Sostila, Forcola, Italy
Quiet, as always. The silence that enwraps me every morning is addictive. I spend my days outside cutting wood, shooting photographs, growing my own plot and greenhouse. Name any fruit, I have it, unless the birds have eaten it.
I live in Sostila, a tiny mountain hamlet in the Italian Alps. I’m the only resident. Sostila is a ghost village, a bunch of medieval houses. In the 1960s, people fled here in search of a better life. But I made the opposite choice: I came back for a better life. people think I’m a crazy kind of hermit, living here all alone, with no one to talk to or spend the days with. But I love it, I’m the guardian of this place. It’s like living in a fairy tale — time is frozen. My house is an old stone cottage that once was my grandmother’s. I used to come here when I was a boy, and when I retired — after a marriage, two daughters and a divorce — I decided this is where I wanted to spend the rest of my life. This is where I came for a fresh start.

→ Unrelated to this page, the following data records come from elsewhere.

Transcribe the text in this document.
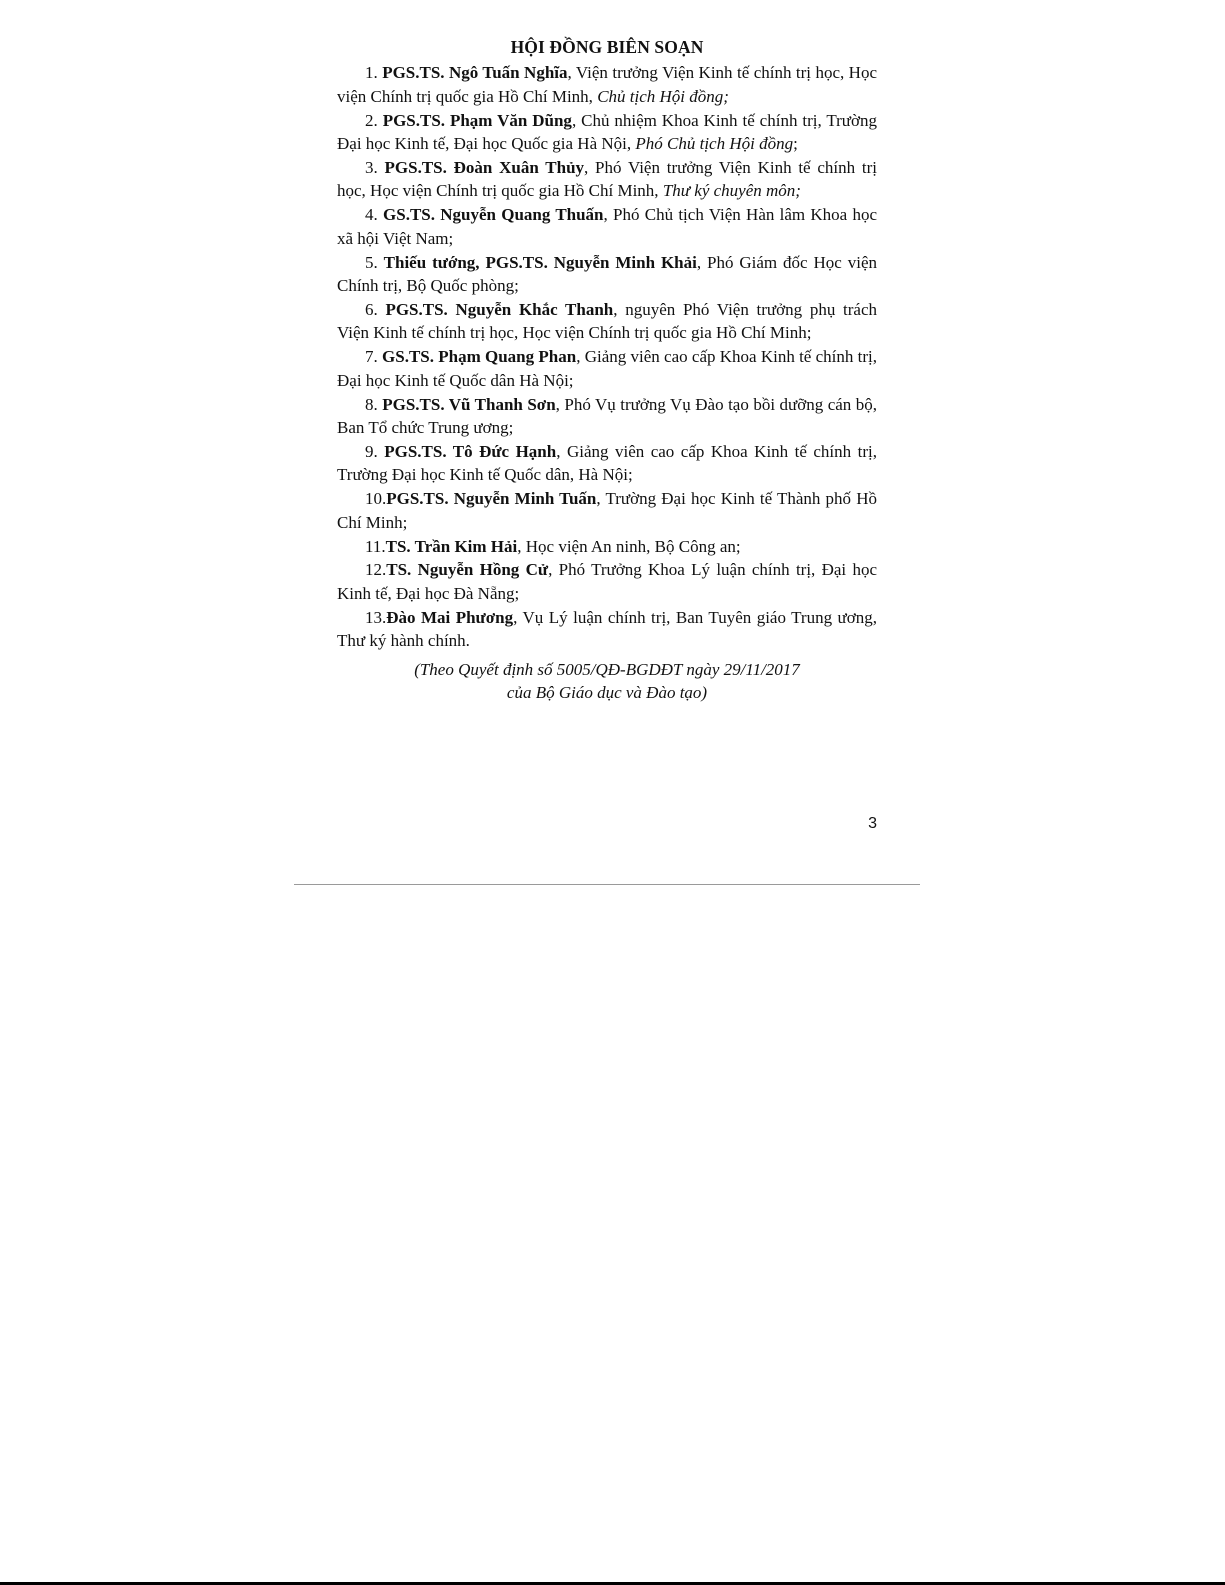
HỘI ĐỒNG BIÊN SOẠN

1. PGS.TS. Ngô Tuấn Nghĩa, Viện trưởng Viện Kinh tế chính trị học, Học viện Chính trị quốc gia Hồ Chí Minh, Chủ tịch Hội đồng;

2. PGS.TS. Phạm Văn Dũng, Chủ nhiệm Khoa Kinh tế chính trị, Trường Đại học Kinh tế, Đại học Quốc gia Hà Nội, Phó Chủ tịch Hội đồng;

3. PGS.TS. Đoàn Xuân Thủy, Phó Viện trưởng Viện Kinh tế chính trị học, Học viện Chính trị quốc gia Hồ Chí Minh, Thư ký chuyên môn;

4. GS.TS. Nguyễn Quang Thuấn, Phó Chủ tịch Viện Hàn lâm Khoa học xã hội Việt Nam;

5. Thiếu tướng, PGS.TS. Nguyễn Minh Khải, Phó Giám đốc Học viện Chính trị, Bộ Quốc phòng;

6. PGS.TS. Nguyễn Khắc Thanh, nguyên Phó Viện trưởng phụ trách Viện Kinh tế chính trị học, Học viện Chính trị quốc gia Hồ Chí Minh;

7. GS.TS. Phạm Quang Phan, Giảng viên cao cấp Khoa Kinh tế chính trị, Đại học Kinh tế Quốc dân Hà Nội;

8. PGS.TS. Vũ Thanh Sơn, Phó Vụ trưởng Vụ Đào tạo bồi dưỡng cán bộ, Ban Tổ chức Trung ương;

9. PGS.TS. Tô Đức Hạnh, Giảng viên cao cấp Khoa Kinh tế chính trị, Trường Đại học Kinh tế Quốc dân, Hà Nội;

10.PGS.TS. Nguyễn Minh Tuấn, Trường Đại học Kinh tế Thành phố Hồ Chí Minh;

11.TS. Trần Kim Hải, Học viện An ninh, Bộ Công an;

12.TS. Nguyễn Hồng Cử, Phó Trưởng Khoa Lý luận chính trị, Đại học Kinh tế, Đại học Đà Nẵng;

13.Đào Mai Phương, Vụ Lý luận chính trị, Ban Tuyên giáo Trung ương, Thư ký hành chính.

(Theo Quyết định số 5005/QĐ-BGDĐT ngày 29/11/2017
của Bộ Giáo dục và Đào tạo)
3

I said to myself: Hell, so far I’ve been doing what others expected of me, be a good husband, father and nuclear medicine physician, follow society’s rules. Now it’s my turn to choose. I’m free and happy, and sometimes I’m ashamed of saying it. I’m 65 and I think I deserve it.
Not having a woman in the house means I do all the chores.
For 22 years I ran marathons across peaks and glaciers. I love hiking. On weekends friends come over and we go out, discovering the valleys and peaks. My nephew also visits; sometimes he dresses in medieval garb and brings tourists up here to admire the village and the abandoned school, which still has kids’ books spread on wooden tables.
Curious folks ask me how I can bear the isolation and solitude. No road leads here, you have to leave your car down in the valley and walk for more than an hour through a dense, steep forest. That’s what I do once a week when I run my errands at the nearest town, fetching food and visiting my daughters. It keeps me fit. For me, it’s not isolation, it’s bliss. No sounds, no one bugging you. No cars, no pollution. Just mice scuttling across my rooftop and fresh mountain air filling my lungs. I never lock my door.
I’m alone but not lonely. Sure, winters can be tough; when it snows I’m totally cut off for a couple of days. Hard to believe, but it gets even better then: I laze in front of a crackling fire, eat roasted chestnuts, write poems, play with my cats, read books.
The only time I would like some company is during meals. It can be quite sad to eat alone. I’m a good cook, but cooking just for myself has no sense. And not having a woman in the house means I do all the chores.
Whenever I do go to the city, I can’t sleep at night for the noise. After 12 hours, I feel an itch to get back here.